F.Bahçe’nin az da olsa şampiyonluk yarışındaki iddiasını sürdürebilmesi için Trabzonspor’u mutlaka yenmesi gerekiyordu. Kadrolar açıklandığında şöyle bir yerleşim yapayım dedim; baktım ki Trabzonspor yine çok alt seviyeden bir teknik direktör bulmuştu! Garip bir saha dizilişi, bunun yanı sıra da Trezeguet gibi bir oyuncunun kulübede kalışı F.Bahçe’ye kolay bir maç sunacağının bence ilk işaretleriydi. Jesus’un takımı o kadar kolay pas yaptı ki, şayet bu kolay pas tezgâhının ucunda hakiki Valencia olsa bu maç tarihî farka bile gidebilirdi. Çünkü karşı tarafta Visca’nın bile savunma ağırlıklı oynayışı, garip dizilişi bu tarihî farka davetiye çıkarmıştı.
F.Bahçe Arda ve Ferdi’nin adam geçme dinamizm özellikleriyle ne kadar eksiği varsa hepsini rahatlıkla tamamlayabiliyor ama öndeki zafiyeti sebebiyle bunlar tabelaya yansıyamıyordu. Arda’nın akıl dolu pasları, herkese keyif verdi. Tabii ki kaleciler İrfan Can ile Uğurcan bana göre dört gollü bu maça rağmen yine de parlayan oyunculardı.

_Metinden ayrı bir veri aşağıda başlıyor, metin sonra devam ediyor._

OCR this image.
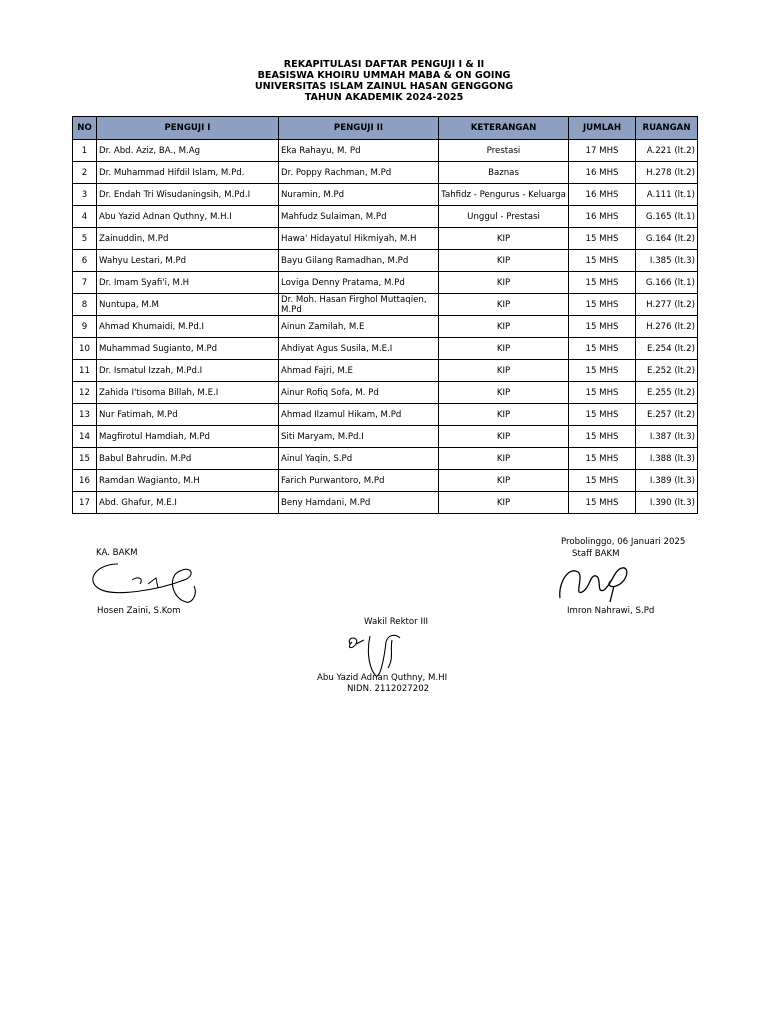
REKAPITULASI DAFTAR PENGUJI I & II
BEASISWA KHOIRU UMMAH MABA & ON GOING
UNIVERSITAS ISLAM ZAINUL HASAN GENGGONG
TAHUN AKADEMIK 2024-2025
NO	PENGUJI I	PENGUJI II	KETERANGAN	JUMLAH	RUANGAN
1	Dr. Abd. Aziz, BA., M.Ag	Eka Rahayu, M. Pd	Prestasi	17 MHS	A.221 (lt.2)
2	Dr. Muhammad Hifdil Islam, M.Pd.	Dr. Poppy Rachman, M.Pd	Baznas	16 MHS	H.278 (lt.2)
3	Dr. Endah Tri Wisudaningsih, M.Pd.I	Nuramin, M.Pd	Tahfidz - Pengurus - Keluarga	16 MHS	A.111 (lt.1)
4	Abu Yazid Adnan Quthny, M.H.I	Mahfudz Sulaiman, M.Pd	Unggul - Prestasi	16 MHS	G.165 (lt.1)
5	Zainuddin, M.Pd	Hawa' Hidayatul Hikmiyah, M.H	KIP	15 MHS	G.164 (lt.2)
6	Wahyu Lestari, M.Pd	Bayu Gilang Ramadhan, M.Pd	KIP	15 MHS	I.385 (lt.3)
7	Dr. Imam Syafi'i, M.H	Loviga Denny Pratama, M.Pd	KIP	15 MHS	G.166 (lt.1)
8	Nuntupa, M.M	Dr. Moh. Hasan Firghol Muttaqien, M.Pd	KIP	15 MHS	H.277 (lt.2)
9	Ahmad Khumaidi, M.Pd.I	Ainun Zamilah, M.E	KIP	15 MHS	H.276 (lt.2)
10	Muhammad Sugianto, M.Pd	Ahdiyat Agus Susila, M.E.I	KIP	15 MHS	E.254 (lt.2)
11	Dr. Ismatul Izzah, M.Pd.I	Ahmad Fajri, M.E	KIP	15 MHS	E.252 (lt.2)
12	Zahida I'tisoma Billah, M.E.I	Ainur Rofiq Sofa, M. Pd	KIP	15 MHS	E.255 (lt.2)
13	Nur Fatimah, M.Pd	Ahmad Ilzamul Hikam, M.Pd	KIP	15 MHS	E.257 (lt.2)
14	Magfirotul Hamdiah, M.Pd	Siti Maryam, M.Pd.I	KIP	15 MHS	I.387 (lt.3)
15	Babul Bahrudin. M.Pd	Ainul Yaqin, S.Pd	KIP	15 MHS	I.388 (lt.3)
16	Ramdan Wagianto, M.H	Farich Purwantoro, M.Pd	KIP	15 MHS	I.389 (lt.3)
17	Abd. Ghafur, M.E.I	Beny Hamdani, M.Pd	KIP	15 MHS	I.390 (lt.3)
Probolinggo, 06 Januari 2025
KA. BAKM	Staff BAKM
Hosen Zaini, S.Kom	Imron Nahrawi, S.Pd
Wakil Rektor III
Abu Yazid Adnan Quthny, M.HI
NIDN. 2112027202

Şimdi G.Saray’dan sonra F.Bahçe de kazandı ve gözlerimizi önünüzdeki cumartesi oynanacak maçlara çevirdiler.
Trabzonspor mu? Bence bir an önce bu teknik direktörü değiştirme yoluna gitmelidir. Ha bir de bu hoca sekiz transfer istemiş. Vah ki vah! F.Bahçe’nin ise önümüzdeki günlerde bu takımla ilgili yapacağı planlamayı çok merak ediyorum. Şunu da yazmakta yarar var; F.Bahçe her topa mutlaka hamle yapabilen, sahayı genelde daraltabilen, rakibin çıkışlarına elinden geldiğince mani olmaya çalışan bir yapıyı da tezgâhladı.